Setelah kuperhatikan ada perbedaan mencolok, di mana saat di kantor tadi ia berpakaian rapi, dan kini tampil layaknya pemuda kebanyakan yang sedang hang out.

Di banding itu, rambutnya agak berantakan.

Begitu mendekat dan duduk di depannya baru ku sadari ia berkeringat banyak. Ada titik-titik di pelipis wajahnya. Padahal kafe ini dingin.

"Kau baik-baik saja?"

Itu kata pertama yang keluar dari mulutku, seharusnya aku diam saja, seperti biasa, aku bukan orang yang pintar berbasa-basi. Ingin kutampar mulutku rasanya karena sudah berbicara lancang. Rupanya aku cukup peduli, habisnya dia kelihatan agak pucat sih. Jangan sampai dia pingsan di sini pikirku.

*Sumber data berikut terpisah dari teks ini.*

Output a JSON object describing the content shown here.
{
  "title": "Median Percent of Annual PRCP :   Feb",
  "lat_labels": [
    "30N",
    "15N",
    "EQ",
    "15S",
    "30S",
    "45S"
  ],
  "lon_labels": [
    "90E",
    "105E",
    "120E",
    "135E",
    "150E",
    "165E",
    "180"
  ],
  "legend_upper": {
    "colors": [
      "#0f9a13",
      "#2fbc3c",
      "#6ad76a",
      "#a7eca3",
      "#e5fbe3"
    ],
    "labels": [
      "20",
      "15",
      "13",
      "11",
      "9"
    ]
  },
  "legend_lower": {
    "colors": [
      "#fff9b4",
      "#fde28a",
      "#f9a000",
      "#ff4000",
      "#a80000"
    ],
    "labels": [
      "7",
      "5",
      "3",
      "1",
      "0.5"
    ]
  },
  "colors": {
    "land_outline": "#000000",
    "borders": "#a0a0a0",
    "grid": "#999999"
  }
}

Namun agaknya ia tak terlalu mendengarkan sebab tatapan pria itu kini mengarah ke lengannya, tepat di arah perban yang kulilit sekenanya, aku pun mengikuti arah pandangan nya dan memang benar.

"Mau ke rumah sakit?" tanyanya akhirnya bicara juga. Setelah hanya diam saja dari tadi.

Aku menghela napas sejenak, kenapa orang-orang bertindak berlebihan padahal aku hanya sedikit tergores saja. Mungkin saja ia tak ingin namanya teecoreng karena ditolong oleh seorang gadis.

"Aku baik-baik saja hanya tergores sedikit," tukasku datar. Kopi latte dan cemilan sedang kini terhidang di atas meja setelah salah satu pelayan membawanya. Aku sudah kenyang tadi jadi tidak ingin makan lagi.

Pria itu kini menatap ke arahku. Wajahnya berubah tambah lesu.

"Maafkan aku," lirihnya.

Bisa dibilang aku pandai mengatur ekspresi wajah, tapi apa-apaan ini, aku tak bisa mengatasi rasa keterkejutan ketika melihatnya sendu, mirip anjing kecil yang tak di kasih mainan. Atau di tinggal main sendirian.

"Untuk apa?" tanyaku tak mengerti, pertanyaan yang bodoh memang.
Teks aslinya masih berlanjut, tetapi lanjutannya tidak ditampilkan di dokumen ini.